The development of advanced power plants requires alloys to operate at elevated temperature and pressure for an extended period of time. It is critical to consider creep during the design process to avoid catastrophic failure. Creep rupture data are often not available for desired operating conditions. Accurate extrapolation of creep life is necessary. One of the earliest and most widely used life prediction model is the classic Larson-Miller Parametric (LM) model. Over time numerous time-temperature parametric (TTP) models have been proposed such as Manson-Haferd, Orr-Sherby-Dorn, Manson-Succop, Graham-Walles, Goldhoff-Sherby parametric models. Non-TTP models such as the Wilshire equation is available. The prediction models vary in mathematical form, and number of material constants but shares a common calibration approach. Each model is calibrated against data for every available isotherm. A recently proposed model calibration approach is the parametric numerical isothermal datum (P-NID) method that can be applied to an existing model for improved long-term extrapolation. The P-NID approach is different than the traditional approach as the data are transferred to a datum temperature followed by model calibration against the transferred data at the datum temperature. The calibrated model is then transferred back to the original temperatures.

In this study, the P-NID method is applied to the LM model to perform extrapolation for Inconel 617 alloy. Creep rupture data for five isotherms ranging from 800 to 1000°C and stress levels from 9MPa to 170 MPa are used.
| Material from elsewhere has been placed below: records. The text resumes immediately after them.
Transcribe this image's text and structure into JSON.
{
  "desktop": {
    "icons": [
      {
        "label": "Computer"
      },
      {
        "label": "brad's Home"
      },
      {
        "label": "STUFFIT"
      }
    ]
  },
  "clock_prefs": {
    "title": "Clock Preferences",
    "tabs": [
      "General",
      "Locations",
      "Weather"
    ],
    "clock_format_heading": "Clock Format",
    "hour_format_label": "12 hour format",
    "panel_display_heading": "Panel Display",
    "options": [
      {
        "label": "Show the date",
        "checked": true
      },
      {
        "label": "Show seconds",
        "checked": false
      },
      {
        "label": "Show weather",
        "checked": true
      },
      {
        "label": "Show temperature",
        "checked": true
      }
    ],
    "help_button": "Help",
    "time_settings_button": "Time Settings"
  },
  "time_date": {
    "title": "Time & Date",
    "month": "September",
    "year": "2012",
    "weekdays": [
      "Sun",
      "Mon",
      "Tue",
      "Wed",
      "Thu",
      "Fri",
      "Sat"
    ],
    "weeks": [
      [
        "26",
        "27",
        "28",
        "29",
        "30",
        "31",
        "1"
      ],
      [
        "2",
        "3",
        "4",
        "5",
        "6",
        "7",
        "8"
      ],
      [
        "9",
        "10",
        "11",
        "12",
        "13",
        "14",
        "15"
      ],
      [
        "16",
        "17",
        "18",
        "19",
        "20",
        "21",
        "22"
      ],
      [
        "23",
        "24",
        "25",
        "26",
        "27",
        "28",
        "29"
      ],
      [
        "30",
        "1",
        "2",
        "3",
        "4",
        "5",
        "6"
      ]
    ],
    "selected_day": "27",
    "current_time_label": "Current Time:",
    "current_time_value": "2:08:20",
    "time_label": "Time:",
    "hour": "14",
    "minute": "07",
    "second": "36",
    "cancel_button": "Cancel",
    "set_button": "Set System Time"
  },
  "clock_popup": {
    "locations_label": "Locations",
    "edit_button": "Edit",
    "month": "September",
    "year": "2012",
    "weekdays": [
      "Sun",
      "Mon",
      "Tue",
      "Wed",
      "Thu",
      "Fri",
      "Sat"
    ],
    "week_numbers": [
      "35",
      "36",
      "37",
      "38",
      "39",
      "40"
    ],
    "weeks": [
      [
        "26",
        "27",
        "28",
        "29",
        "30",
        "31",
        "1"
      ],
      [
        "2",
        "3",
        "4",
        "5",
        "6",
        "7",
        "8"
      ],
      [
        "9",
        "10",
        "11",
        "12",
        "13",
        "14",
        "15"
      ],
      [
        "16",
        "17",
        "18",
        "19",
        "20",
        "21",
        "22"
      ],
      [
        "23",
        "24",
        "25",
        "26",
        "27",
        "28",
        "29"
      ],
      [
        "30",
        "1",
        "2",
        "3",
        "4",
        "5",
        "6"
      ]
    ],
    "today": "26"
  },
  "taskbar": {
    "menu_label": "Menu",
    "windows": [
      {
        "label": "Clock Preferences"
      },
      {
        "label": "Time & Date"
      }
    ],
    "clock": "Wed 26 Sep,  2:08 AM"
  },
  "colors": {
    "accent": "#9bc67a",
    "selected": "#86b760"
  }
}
A detail step by step procedure is provided for the application of the P-NID method to calibrate the LM model (LM-NID). The extrapolation performance of the classic LM and LM-NID models are compared. Normalized Mean Squared Error (NMSE) is used to analyze prediction accuracy. It is observed that the LM-NID model provides a realistic inflection free prediction compared to the LM model. A 10% data-cull from the lowest stress data is performed to assess the reliability of extrapolation. Based on the comparison a recommendation is provided.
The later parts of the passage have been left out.